J’ai aussi amorcé un certain nombre de pièces tournant autour du secret et du caché. J’expose donc dans une banque au Luxembourg un camion de sept mètres de long transportant des poutres de bois sur son plateau arrière et comportant un double-fond.
J’ai toujours aimé travailler ce type d’ambiguï;té. À Nice, au Dojo est exposé un coffre-fort qui s’ouvre à l’aide de mon empreinte digitale. («Enfin une pièce pour Collectionneur», me dirait gentiment Loevenbruck !).
Coté expo du Grand Palais, je présente la pièce demandée par Olivier Zahm, une planche criblée d’impacts de balles et une petite pièce surprise à l’entrée qui me permet de réagir plastiquement à la polémique plutôt que d’étaler mon insatisfaction dans les colonnes des journaux…
Par ailleurs, mon ami journaliste présent lors de ma perquisition à Bordeaux et moi avons décidé de raconter notre histoire sous l’angle de la fiction. On sort donc un livre dans la série policière ludique du Poulpe, un personnage très singulier, un enquêteur solitaire et libertaire.
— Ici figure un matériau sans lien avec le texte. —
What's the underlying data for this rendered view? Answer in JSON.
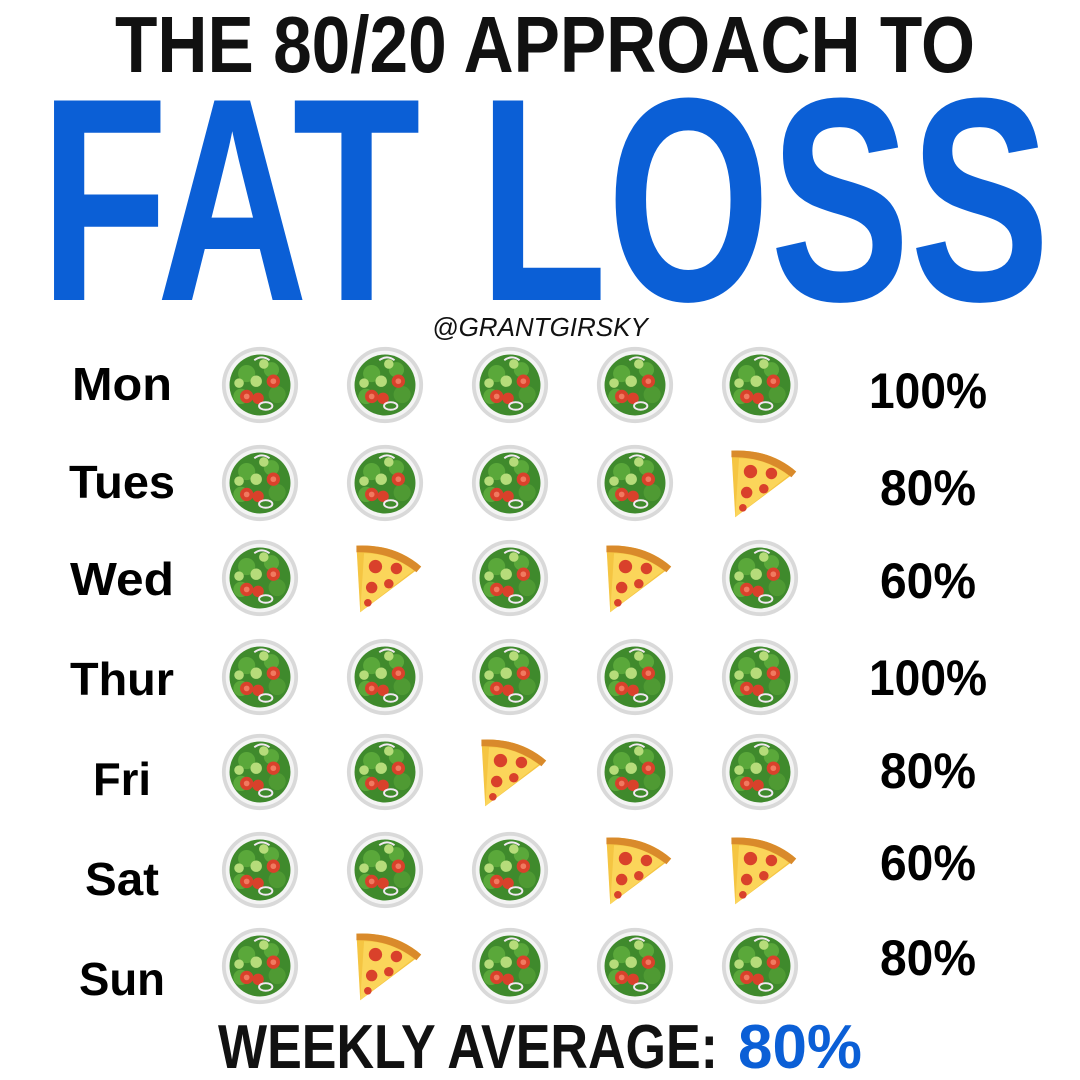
{
  "header": {
    "title_line1": "THE 80/20 APPROACH TO",
    "title_line2": "FAT LOSS",
    "handle": "@GRANTGIRSKY"
  },
  "rows": [
    {
      "day": "Mon",
      "percent": "100%"
    },
    {
      "day": "Tues",
      "percent": "80%"
    },
    {
      "day": "Wed",
      "percent": "60%"
    },
    {
      "day": "Thur",
      "percent": "100%"
    },
    {
      "day": "Fri",
      "percent": "80%"
    },
    {
      "day": "Sat",
      "percent": "60%"
    },
    {
      "day": "Sun",
      "percent": "80%"
    }
  ],
  "footer": {
    "label": "WEEKLY AVERAGE:",
    "value": "80%"
  }
}
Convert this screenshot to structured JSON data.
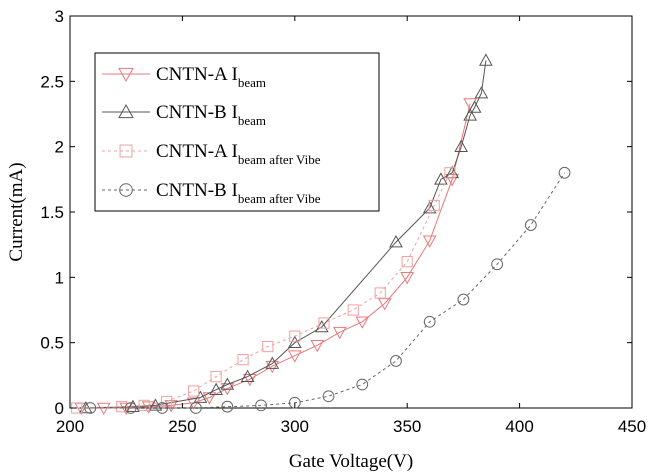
{
  "chart_data": {
    "type": "line",
    "xlabel": "Gate Voltage(V)",
    "ylabel": "Current(mA)",
    "xlim": [
      200,
      450
    ],
    "ylim": [
      0,
      3
    ],
    "xticks": [
      200,
      250,
      300,
      350,
      400,
      450
    ],
    "yticks": [
      0,
      0.5,
      1,
      1.5,
      2,
      2.5,
      3
    ],
    "ytick_labels": [
      "0",
      "0.5",
      "1",
      "1.5",
      "2",
      "2.5",
      "3"
    ],
    "grid": false,
    "legend_position": "top-left",
    "series": [
      {
        "name": "CNTN-A I",
        "name_sub": "beam",
        "color": "#e8787a",
        "dash": "solid",
        "marker": "triangle-down",
        "x": [
          205,
          215,
          225,
          235,
          245,
          255,
          262,
          270,
          280,
          290,
          300,
          310,
          320,
          330,
          340,
          350,
          360,
          370,
          378
        ],
        "y": [
          0,
          0,
          0,
          0.01,
          0.02,
          0.04,
          0.08,
          0.15,
          0.22,
          0.32,
          0.4,
          0.48,
          0.58,
          0.66,
          0.8,
          1.0,
          1.28,
          1.75,
          2.33
        ]
      },
      {
        "name": "CNTN-B I",
        "name_sub": "beam",
        "color": "#555555",
        "dash": "solid",
        "marker": "triangle-up",
        "x": [
          207,
          228,
          238,
          258,
          265,
          270,
          279,
          290,
          300,
          312,
          345,
          360,
          365,
          370,
          374,
          378,
          380,
          383,
          385
        ],
        "y": [
          0,
          0.01,
          0.02,
          0.08,
          0.14,
          0.18,
          0.24,
          0.34,
          0.5,
          0.62,
          1.27,
          1.53,
          1.75,
          1.8,
          2.0,
          2.24,
          2.3,
          2.41,
          2.66
        ]
      },
      {
        "name": "CNTN-A I",
        "name_sub": "beam after Vibe",
        "color": "#f0a0a0",
        "dash": "dashed",
        "marker": "square",
        "x": [
          203,
          223,
          233,
          243,
          255,
          265,
          277,
          288,
          300,
          313,
          326,
          338,
          350,
          362,
          369
        ],
        "y": [
          0,
          0.01,
          0.02,
          0.05,
          0.13,
          0.24,
          0.37,
          0.47,
          0.55,
          0.65,
          0.75,
          0.88,
          1.12,
          1.55,
          1.8
        ]
      },
      {
        "name": "CNTN-B I",
        "name_sub": "beam after Vibe",
        "color": "#666666",
        "dash": "dashed",
        "marker": "circle",
        "x": [
          209,
          227,
          241,
          256,
          270,
          285,
          300,
          315,
          330,
          345,
          360,
          375,
          390,
          405,
          420
        ],
        "y": [
          0,
          0,
          0,
          0,
          0.01,
          0.02,
          0.04,
          0.09,
          0.18,
          0.36,
          0.66,
          0.83,
          1.1,
          1.4,
          1.8
        ]
      }
    ]
  }
}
J’ai aussi envie de continuer de travailler autour de Mike mais en prenant les choses différemment, plastiquement surtout. Mike est découpé en trois parties: Moyen-Orient, Washington et Europe. Je voudrais tourner une des scènes de Mike, issue de la partie sur le Moyen-Orient, dans le désert, filmée depuis un drone afin d’avoir cette fois un point de vue très extérieur. Mike surveille mais il est lui-même sous surveillance. J’aimerais une image lente et très léchée allant dans le sens contraire de Mike qui est très nerveux. Il faut encore que j’arrive à produire ce film. Mike s’est fait en presque deux ans d’incertitude…

Exposition collective :
— «Dis moi +», Liège, MaMac, 20 avril-20 mai 2006.
— «Bang! Bang !», Sète, Miam, 16 juin-03 déc. 2006.
— «My Home is a Castle», Luxembourg, banque Dexia.
— «La Force de l’art», Paris, Grand Palais.